The State Council, China's cabinet, has decided to choose two major state-owned commercial banks, the Bank of China and China Construction Bank, for pilot reform to turn them into joint-stock banks, the People's Daily newspaper reported Tuesday, Jan. 6.
The announcement came amid efforts to modernize China's state banks in preparation for allowing foreign competitors into the industry.
Solely state-owned commercial banks have made great contributions to the country's economic development, economic restructuring and social stability over the past years. But they are sustaining a high ratio of bad assets and low capital sufficiency, due to structural flaws and some historical factors.
In recent years, these banks have speeded up reform steps with the support of the government, and have made marked improvement in the quality of bank property and profit-making capability, paving the way for transforming state-owned commercial banks into joint-stock banks, said the source with the State Council.
The reform aims to turn the two selected banks into commercial banks in the real sense. They will establish standard corporate governance and an internal system of clearly defined rights and responsibilities, as well as a good mechanism for fiscal restraint and internal risk prevention.
Under the reform plan, the two banks are required to launch financial regrouping, quicken the pace to solve the problem of bad assets, increase the ratio of capital sufficiency, lay a solid financial foundation, and set strict financial standards, the source said.

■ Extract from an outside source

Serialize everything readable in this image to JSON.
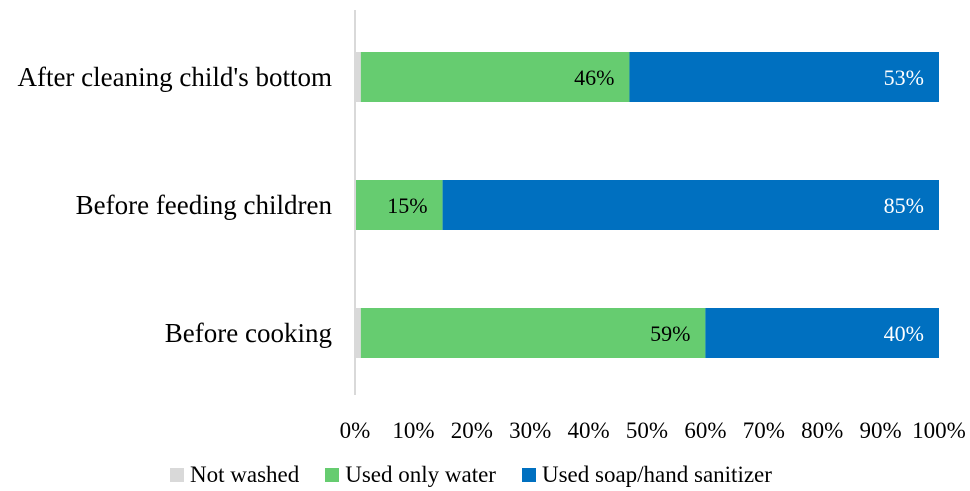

After the reform, the two banks would become modern banking companies, featuring sufficient capital, strict internal control, safe operations, good service and good economic returns.
The source said the key to success lies in the establishment of good corporate governance and the transformation of the operation mechanism. Thus, standard shareholders meeting, board of directors and board of supervisors will be formed, and domestic and foreign strategic investors introduced.
The State Council has decided to allocate 45 billion US dollars of the nation's foreign exchange reserve to supplement the capital of the two banks, while at the same time exercising stricter external supervision and examination to ensure the safety of the newly-added capital and good economic returns.
Bank officials responsible for the banks' non-performing loans will be punished in accordance with related laws and regulations, as will those who have tried to evade repayment of loans by fraudulent means, according to the source.
China's four large state-owned commercial banks had non-performing loans (NPLs) of two trillion yuan (US$240 billion) as of late September.